La suppression de la prime « technicité agent technique » des bulletins de solde fait grand bruit dans le milieu médical, au ministère de la Santé publique et au sein de l’opinion publique. Celle-ci (Le Minsanté y compris), soutient en partie qu’ayant reçus une « prime indue » de 2400 Fcfa depuis 18 ans, les médecins devraient rembourser le trop perçu à l’Etat camerounais.

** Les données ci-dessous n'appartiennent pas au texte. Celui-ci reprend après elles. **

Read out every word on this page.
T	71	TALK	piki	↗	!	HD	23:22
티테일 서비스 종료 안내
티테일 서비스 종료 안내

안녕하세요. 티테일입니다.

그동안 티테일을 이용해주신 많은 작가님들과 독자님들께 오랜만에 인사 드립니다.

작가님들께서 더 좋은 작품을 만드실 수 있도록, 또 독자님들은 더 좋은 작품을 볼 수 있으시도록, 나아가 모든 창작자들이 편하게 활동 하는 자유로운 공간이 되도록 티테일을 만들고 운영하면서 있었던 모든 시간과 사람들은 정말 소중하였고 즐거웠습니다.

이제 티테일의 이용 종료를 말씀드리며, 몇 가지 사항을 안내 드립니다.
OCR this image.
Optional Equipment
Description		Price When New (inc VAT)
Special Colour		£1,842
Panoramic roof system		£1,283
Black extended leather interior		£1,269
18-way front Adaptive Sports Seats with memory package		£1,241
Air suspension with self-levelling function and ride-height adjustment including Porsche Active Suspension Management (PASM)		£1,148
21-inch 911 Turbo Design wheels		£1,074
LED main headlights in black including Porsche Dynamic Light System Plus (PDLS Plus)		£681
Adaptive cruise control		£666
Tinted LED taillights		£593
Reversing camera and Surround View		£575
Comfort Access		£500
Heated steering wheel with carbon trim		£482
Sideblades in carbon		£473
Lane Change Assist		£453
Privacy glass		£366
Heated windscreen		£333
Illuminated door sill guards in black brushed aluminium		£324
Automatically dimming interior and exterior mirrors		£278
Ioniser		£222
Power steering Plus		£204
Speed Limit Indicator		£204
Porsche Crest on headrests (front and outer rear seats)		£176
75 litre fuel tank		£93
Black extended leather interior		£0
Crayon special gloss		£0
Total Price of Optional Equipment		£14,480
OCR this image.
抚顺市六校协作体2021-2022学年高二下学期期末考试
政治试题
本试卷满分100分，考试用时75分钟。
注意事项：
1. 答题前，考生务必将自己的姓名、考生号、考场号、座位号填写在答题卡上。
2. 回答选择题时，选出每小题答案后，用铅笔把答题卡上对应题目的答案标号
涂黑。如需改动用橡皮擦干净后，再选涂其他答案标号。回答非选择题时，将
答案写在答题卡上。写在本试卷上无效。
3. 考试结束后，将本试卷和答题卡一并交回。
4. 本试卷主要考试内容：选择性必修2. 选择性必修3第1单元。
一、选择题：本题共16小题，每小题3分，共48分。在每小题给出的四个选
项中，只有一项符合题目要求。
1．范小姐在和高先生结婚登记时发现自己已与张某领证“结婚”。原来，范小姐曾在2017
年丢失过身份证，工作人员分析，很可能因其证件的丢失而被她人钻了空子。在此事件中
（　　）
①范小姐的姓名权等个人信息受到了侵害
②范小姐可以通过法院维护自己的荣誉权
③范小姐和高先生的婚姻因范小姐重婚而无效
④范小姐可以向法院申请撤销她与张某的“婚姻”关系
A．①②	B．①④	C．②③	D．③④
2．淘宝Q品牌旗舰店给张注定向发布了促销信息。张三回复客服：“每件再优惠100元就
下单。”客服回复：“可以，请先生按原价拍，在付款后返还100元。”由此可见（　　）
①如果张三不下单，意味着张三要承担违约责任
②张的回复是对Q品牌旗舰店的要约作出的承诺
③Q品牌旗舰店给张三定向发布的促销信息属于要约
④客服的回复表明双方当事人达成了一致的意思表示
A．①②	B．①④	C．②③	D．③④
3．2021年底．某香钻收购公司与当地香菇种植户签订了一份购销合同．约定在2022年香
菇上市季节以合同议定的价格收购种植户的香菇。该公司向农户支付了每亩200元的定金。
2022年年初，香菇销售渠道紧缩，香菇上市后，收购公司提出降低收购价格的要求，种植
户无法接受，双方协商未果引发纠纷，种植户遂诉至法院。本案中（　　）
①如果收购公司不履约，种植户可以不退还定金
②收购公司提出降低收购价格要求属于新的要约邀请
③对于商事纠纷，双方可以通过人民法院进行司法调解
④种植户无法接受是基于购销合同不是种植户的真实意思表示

« En principe, ces personnels devraient être mis en débet pour avoir perçu quelque chose qui ne leur revenait plus », indique dans les colonnes du quotidien gouvernemental Cameroon Tribune, Emile Ella Ngbwa, directeur des ressources humaines au Minsanté. Et, « Nous nous attendions d’ailleurs à ce que les gens nous invitent à un plaidoyer de tolérance administrative auprès du comité plutôt que de nous dire que nous avons ponctionné leurs revenus », s’insurge le DRH Minsanté.
Riposte médicale
Les médecins eux, ne décolèrent pas après la suppression de cette prime querellée (pour donner lieu à trois autres primes d’un montant de 40 000 Fcfa) et la mise en circulation hier, de la correspondance du 23 juillet du ministre de la Santé publique (Minsanté). Dans celle-ci, Manaouda Malachie demande au ministre des Finances de « bien vouloir supprimer la prime de technicité agent technique (…) conformément aux dispositions du décret N°2002/042 du 04 février, fixant les modalités d’attribution et le montant des primes allouées aux fonctionnaires des corps de la Santé publique ».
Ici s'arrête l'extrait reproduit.